On a very foggy day, Arsenal lost 4-3 with few of the crowd actually seeing very much of the match action as you can see from this Movietone footage;
Back in 2011, in a piece for the IndyRs on football in World War Two, Kenneth Westerberg mentioned this match. During the first half the Arsenal keeper, Griffiths, received a kick to the head and had to be replaced. A call went around the ground for a replacement goalkeeper and 20 year old Harry Brown, Reg Allen’s understudy as goalkeeper at Loftus Road, answered the call.
Brown arrived at the Arsenal dressing room, just ahead of Sam Bartram the Charlton keeper. Whilst all this was happening, the Russians allegedly ditched their half-time tea and opted for Vodka instead!
The last match of the Russian’s British tour was on 28th November – see Glasgow Rangers drawing 2-2 with Moscow Dynamo here (Rangers are wearing the hoops!)

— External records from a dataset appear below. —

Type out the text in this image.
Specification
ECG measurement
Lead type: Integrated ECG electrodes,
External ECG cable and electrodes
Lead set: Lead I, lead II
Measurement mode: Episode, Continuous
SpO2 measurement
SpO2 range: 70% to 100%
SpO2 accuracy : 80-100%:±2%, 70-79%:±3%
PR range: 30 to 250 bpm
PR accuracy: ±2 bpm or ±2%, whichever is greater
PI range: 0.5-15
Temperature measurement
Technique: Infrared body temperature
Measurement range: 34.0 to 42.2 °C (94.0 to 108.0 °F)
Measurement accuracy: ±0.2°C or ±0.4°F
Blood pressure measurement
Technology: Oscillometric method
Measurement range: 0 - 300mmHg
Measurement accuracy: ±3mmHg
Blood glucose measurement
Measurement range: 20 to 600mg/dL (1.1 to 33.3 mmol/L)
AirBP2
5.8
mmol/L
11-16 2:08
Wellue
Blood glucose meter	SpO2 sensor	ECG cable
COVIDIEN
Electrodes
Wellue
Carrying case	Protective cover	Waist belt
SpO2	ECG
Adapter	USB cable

Moscow Dynamo were to tour the UK again 20 years later, in November 1965, and were to also subsequently play QPR in a friendly at Loftus Road on 2nd March 1976. Rangers won 1-0 in a match Dave Sexton had lined up to help prepare for what was already looking like the club’s first season in Europe to come later that year.
So, we should all take heart. Things could be much worse. We could have had a far longer wait to see a live match. It’s not been a six year wait as it was for so many people from 1939 to 1945. Now that there is so much positive news about the various Coronavirus vaccines, let’s all hope that we can return to our beloved Loftus Road again in the near future.